SymantecDLP.Incident.ViolatingComponent.ViolatingSegment.Text.RuleID Number The rule ID which triggered the violation.
SymantecDLP.Incident.ViolatingComponent.ViolatingSegment.Text.RuleName String The rule name which triggered the violation.

Command Example

!symantec-dlp-incident-violations incident_id=35364

Context Example
"SymantecDLP.Incident": {
    'ID': 35364,
    'LongID': 35364,
    'StatusCode': 'SUCCESS',
    'ViolatingComponent': [
        {
            'Name': 'C:\\Users\\Administrator\\Desktop\\CCN.txt',
            'DocumentFormat': 'ascii',
            'Type': 'Attachment',
            'TypeID' 3,
            'ViolatingCount': 1,
            'ViolatingSegment': [
                {
                    'DocumentViolation': None,
                    'FileSizeViolation': None,
                    'Text': [
                        {
                            'Data': '4386280016300125',
                            'Type': 'Violation',
                            'RuleID': 12288,
                            'RuleName': 'CCN'
                        }
                    ]
                }
            ]
        }
    ]
}
Human Readable Output

Symantec DLP incident status

ID
35364


Troubleshooting

If you are encountering issues authenticating the configured API user, you can perform a test that the user you've configured has the proper role by running the following curl command:

curl -i --user YOUR_DLP_USER:YOUR_PASS https://YOUR_DLP_SERVER/ProtectManager/services/v2011/incidents

Note : you may need to add to the curl command the "-k" option if the certificate is not trusted.
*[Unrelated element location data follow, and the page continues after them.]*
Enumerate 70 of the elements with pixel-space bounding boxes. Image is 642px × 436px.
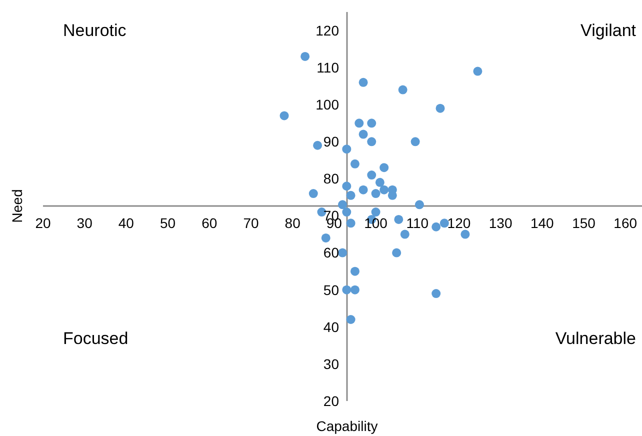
point (313, 140, 322, 150)
point (338, 200, 347, 210)
x-tick-label: 30 (76, 215, 93, 231)
point (350, 159, 360, 168)
x-tick-label: 150 (572, 215, 596, 231)
point (380, 163, 389, 172)
point (432, 289, 441, 298)
point (371, 208, 380, 217)
point (346, 218, 356, 228)
x-tick-label: 160 (614, 215, 638, 231)
y-tick-label: 40 (323, 318, 340, 335)
y-tick-label: 50 (323, 282, 340, 298)
point (358, 78, 368, 87)
point (367, 118, 376, 128)
point (371, 189, 380, 198)
point (394, 214, 404, 224)
annotation: Focused (63, 329, 128, 348)
y-tick-label: 20 (323, 392, 340, 409)
point (414, 200, 424, 210)
x-tick-label: 80 (284, 215, 301, 231)
y-tick-label: 80 (323, 170, 340, 187)
y-tick-label: 60 (323, 244, 340, 261)
point (358, 130, 368, 139)
x-tick-label: 40 (118, 215, 134, 231)
x-tick-label: 120 (447, 215, 471, 231)
y-tick-label: 120 (316, 22, 340, 38)
point (342, 208, 352, 217)
point (342, 182, 352, 191)
point (280, 111, 289, 120)
x-tick-label: 60 (202, 215, 218, 231)
point (400, 230, 410, 239)
point (346, 190, 356, 200)
annotation: Neurotic (63, 21, 127, 40)
x-tick-label: 20 (35, 215, 51, 231)
point (375, 178, 384, 187)
point (354, 118, 364, 128)
point (350, 266, 360, 276)
point (321, 233, 330, 242)
x-tick-label: 70 (243, 215, 259, 231)
y-tick-label: 100 (316, 96, 340, 113)
point (358, 185, 368, 194)
point (380, 185, 389, 194)
point (410, 137, 420, 146)
y-tick-label: 110 (316, 59, 340, 76)
x-tick-label: 130 (488, 215, 512, 231)
point (342, 285, 352, 294)
point (346, 314, 356, 324)
point (473, 66, 482, 76)
annotation: Vigilant (580, 21, 636, 40)
x-tick-label: 140 (530, 215, 554, 231)
point (392, 248, 402, 258)
y-tick-label: 90 (323, 134, 340, 150)
x-axis-title: Capability (316, 418, 378, 434)
annotation: Vulnerable (555, 329, 636, 348)
point (432, 222, 441, 232)
point (367, 137, 376, 146)
point (367, 170, 376, 180)
point (338, 248, 347, 258)
point (350, 285, 360, 294)
point (436, 104, 445, 113)
y-axis-title: Need (9, 189, 25, 223)
x-tick-label: 50 (160, 215, 176, 231)
point (308, 189, 318, 198)
point (300, 52, 310, 61)
y-tick-label: 30 (323, 356, 340, 372)
x-tick-label: 110 (406, 215, 429, 231)
point (398, 85, 408, 94)
x-tick-label: 100 (364, 215, 388, 231)
point (342, 144, 352, 154)
point (460, 230, 470, 239)
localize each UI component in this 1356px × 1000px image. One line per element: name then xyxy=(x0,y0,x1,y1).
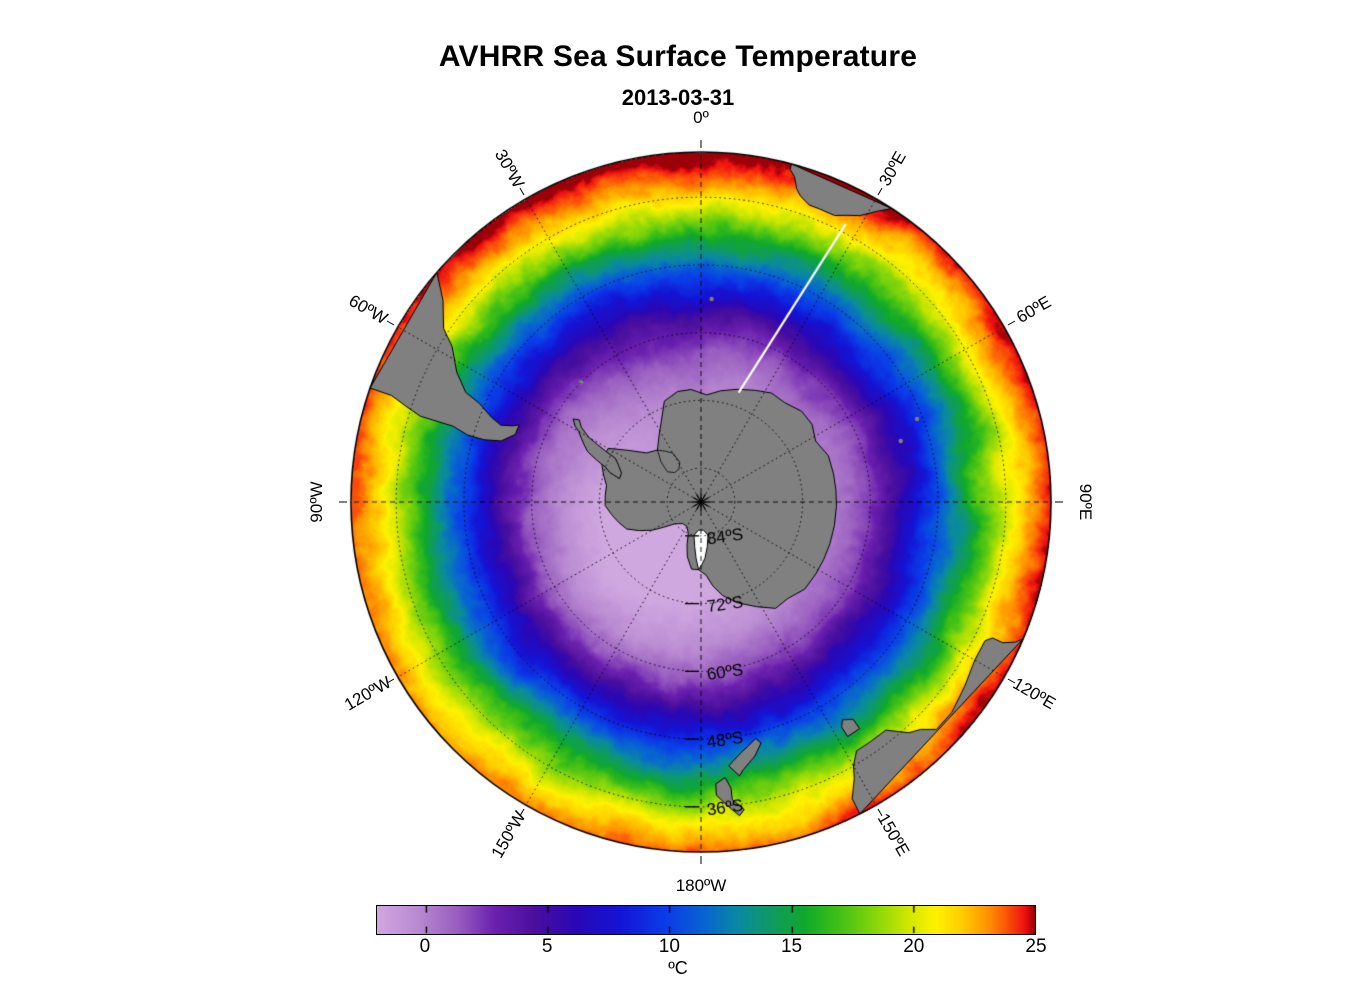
colorbar-gradient xyxy=(376,905,1036,935)
longitude-tick-90 xyxy=(1055,501,1063,503)
longitude-label--90: 90ºW xyxy=(307,481,326,523)
sst-map-canvas xyxy=(326,127,1076,877)
longitude-label-180: 180ºW xyxy=(675,876,727,895)
colorbar-unit-label: ºC xyxy=(668,958,688,978)
longitude-tick-0 xyxy=(700,140,702,148)
polar-map: 0º 30ºE 60ºE 90ºE 120ºE 150ºE 180ºW 150ºW 120ºW 9… xyxy=(307,108,1095,895)
figure-subtitle: 2013-03-31 xyxy=(621,85,735,110)
colorbar-tick-15: 15 xyxy=(780,936,803,957)
colorbar-tick-10: 10 xyxy=(658,936,680,957)
longitude-tick--90 xyxy=(339,501,347,503)
colorbar-tick-25: 25 xyxy=(1025,936,1047,957)
colorbar-tick-0: 0 xyxy=(419,936,431,957)
colorbar xyxy=(376,905,1036,935)
colorbar-tick-5: 5 xyxy=(541,936,553,957)
longitude-tick-180 xyxy=(700,856,702,864)
figure-title: AVHRR Sea Surface Temperature xyxy=(438,40,918,73)
longitude-label-90: 90ºE xyxy=(1076,483,1095,521)
longitude-label-0: 0º xyxy=(693,108,709,127)
colorbar-tick-20: 20 xyxy=(903,936,925,957)
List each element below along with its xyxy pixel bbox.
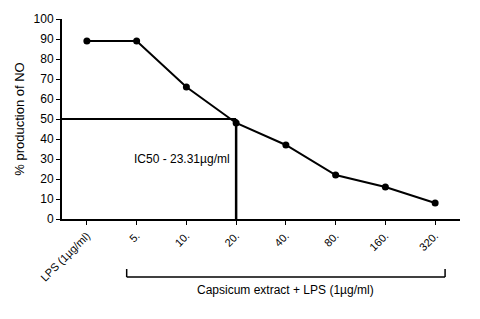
svg-text:60: 60 <box>40 92 54 106</box>
svg-text:50: 50 <box>40 112 54 126</box>
svg-text:80: 80 <box>40 52 54 66</box>
svg-text:IC50 - 23.31µg/ml: IC50 - 23.31µg/ml <box>134 152 230 166</box>
svg-text:10.: 10. <box>172 230 191 249</box>
svg-text:30: 30 <box>40 152 54 166</box>
svg-text:40: 40 <box>40 132 54 146</box>
svg-text:80.: 80. <box>322 230 341 249</box>
svg-text:20: 20 <box>40 172 54 186</box>
svg-text:Capsicum extract + LPS (1µg/ml: Capsicum extract + LPS (1µg/ml) <box>197 283 374 297</box>
svg-text:5.: 5. <box>127 230 142 245</box>
svg-text:0: 0 <box>47 212 54 226</box>
svg-text:LPS (1µg/ml): LPS (1µg/ml) <box>38 230 92 284</box>
svg-text:10: 10 <box>40 192 54 206</box>
svg-text:70: 70 <box>40 72 54 86</box>
svg-text:% production of NO: % production of NO <box>12 62 27 175</box>
svg-text:320.: 320. <box>417 230 441 254</box>
svg-text:40.: 40. <box>272 230 291 249</box>
svg-text:90: 90 <box>40 32 54 46</box>
svg-text:160.: 160. <box>367 230 391 254</box>
svg-text:20.: 20. <box>222 230 241 249</box>
svg-text:100: 100 <box>34 12 54 26</box>
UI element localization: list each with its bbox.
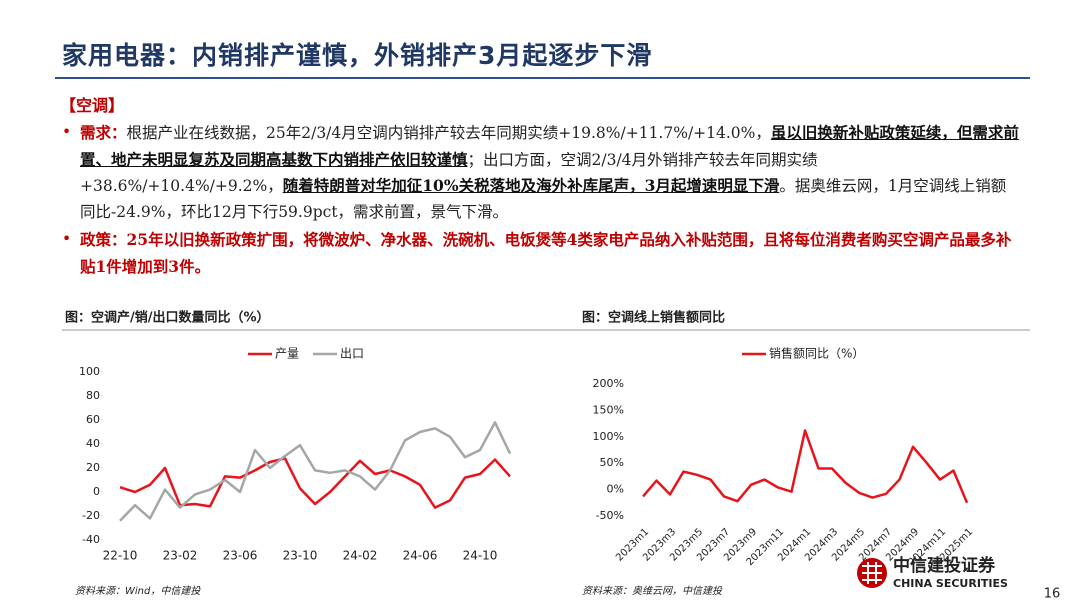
y-tick-label: 60	[86, 413, 100, 426]
y-tick-label: 0	[93, 485, 100, 498]
y-tick-label: 20	[86, 461, 100, 474]
text: 25年以旧换新政策扩围，将微波炉、净水器、洗碗机、电饭煲等4类家电产品纳入补贴范…	[80, 230, 1012, 276]
source: 资料来源：Wind，中信建投	[75, 585, 201, 597]
legend-label: 销售额同比（%）	[769, 346, 864, 361]
text: ；出口方面，空调2/3/4月外销排产较去年同期实绩+38.6%/+10.4%/+…	[80, 150, 818, 196]
slide-title: 家用电器：内销排产谨慎，外销排产3月起逐步下滑	[62, 41, 653, 70]
chart: -50%0%50%100%150%200%2023m12023m32023m52…	[593, 346, 976, 569]
x-tick-label: 22-10	[103, 549, 138, 563]
x-tick-label: 23-06	[223, 549, 258, 563]
body-text: 需求：根据产业在线数据，25年2/3/4月空调内销排产较去年同期实绩+19.8%…	[60, 120, 1020, 282]
logo-english: CHINA SECURITIES	[893, 577, 1008, 590]
y-tick-label: -40	[82, 533, 100, 546]
logo-glyph	[862, 562, 882, 584]
y-tick-label: 0%	[607, 483, 624, 496]
y-tick-label: 50%	[600, 456, 624, 469]
bullet-label: 政策：	[80, 230, 127, 249]
bullet: 政策：25年以旧换新政策扩围，将微波炉、净水器、洗碗机、电饭煲等4类家电产品纳入…	[60, 227, 1020, 280]
page-number: 16	[1044, 587, 1061, 602]
text: 。据奥维云网，1月空调线上销额同比-24.9%，环比12月下行59.9pct，需…	[80, 177, 1007, 221]
y-tick-label: 100%	[593, 430, 624, 443]
y-tick-label: 150%	[593, 403, 624, 416]
emphasis: 随着特朗普对华加征10%关税落地及海外补库尾声，3月起增速明显下滑	[282, 176, 780, 195]
chart-title: 图：空调线上销售额同比	[582, 310, 725, 326]
x-tick-label: 24-06	[403, 549, 438, 563]
y-tick-label: -20	[82, 509, 100, 522]
title-rule	[55, 77, 1030, 79]
chart: -40 -20 0 20 40 60 80 100 22-10 23-02 23-06 23-10 24…	[79, 347, 512, 563]
chart-title: 图：空调产/销/出口数量同比（%）	[65, 310, 270, 326]
series-line	[642, 429, 969, 504]
text: 根据产业在线数据，25年2/3/4月空调内销排产较去年同期实绩+19.8%/+1…	[126, 124, 771, 142]
emphasis: 虽以旧换新补贴政策延续，但需求前置、地产未明显复苏及同期高基数下内销排产依旧较谨…	[80, 123, 1019, 169]
y-tick-label: 100	[79, 365, 100, 378]
x-tick-label: 24-02	[343, 549, 378, 563]
bullet: 需求：根据产业在线数据，25年2/3/4月空调内销排产较去年同期实绩+19.8%…	[60, 120, 1020, 225]
x-tick-label: 23-10	[283, 549, 318, 563]
y-tick-label: 40	[86, 437, 100, 450]
section-label: 【空调】	[60, 96, 125, 115]
legend-label: 出口	[340, 347, 364, 361]
y-tick-label: -50%	[596, 509, 624, 522]
logo-name: 中信建投证券	[893, 555, 996, 576]
series-line	[119, 457, 511, 509]
legend-label: 产量	[275, 347, 299, 361]
series-line	[119, 421, 512, 522]
y-tick-label: 80	[86, 389, 100, 402]
x-tick-label: 23-02	[163, 549, 198, 563]
x-tick-label: 24-10	[463, 549, 498, 563]
y-tick-label: 200%	[593, 377, 624, 390]
bullet-label: 需求：	[80, 123, 127, 142]
source: 资料来源：奥维云网，中信建投	[582, 585, 723, 597]
logo: 中信建投证券 CHINA SECURITIES	[857, 555, 1008, 590]
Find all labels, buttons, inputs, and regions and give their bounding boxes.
If the authentication fails you will receive a response similar to:

HTTP/1.1 200 
Cache-Control: no-cache, no-store, max-age=0, must-revalidate
Pragma: no-cache
Expires: 0
Strict-Transport-Security: max-age=31536000 ; includeSubDomains
X-XSS-Protection: 1; mode=block
X-Frame-Options: DENY
X-Content-Type-Options: nosniff
Content-Type: text/xml;charset=utf-8
Content-Length: 769
Date: Wed, 17 Jun 2020 13:12:43 GMT

<?xml version='1.0' encoding='UTF-8'?><S:Envelope xmlns:S='http://schemas.xmlsoap.org/soap/envelope/'><S:Body>
<S:Fault xmlns:ns4='http://www.w3.org/2003/05/soap-envelope'>
<faultcode>S:Server</faultcode>
<faultstring>Authentication failed</faultstring><detail>
<ns4:AuthenticationFault xmlns:ns4='http://www.vontu.com/v2011/enforce/webservice/incident/schema'  xmlns:ns2='http://www.vontu.com/enforce/export/incident/common/schema'  xmlns:ns3='http://www.vontu.com/enforce/export/incident/schema'  xmlns:ns5='http://www.vontu.com/v2011/enforce/webservice/incident/common/schema'  xmlns:ns6='http://www.vontu.com/v2011/enforce/webservice/incident'>
<ns4:errorMessage>Authentication failed</ns4:errorMessage>
</ns4:AuthenticationFault></detail></S:Fault></S:Body></S:Envelope>

If you encounter an authentication failure, make sure to follow the instructions at the Permissions section of this document.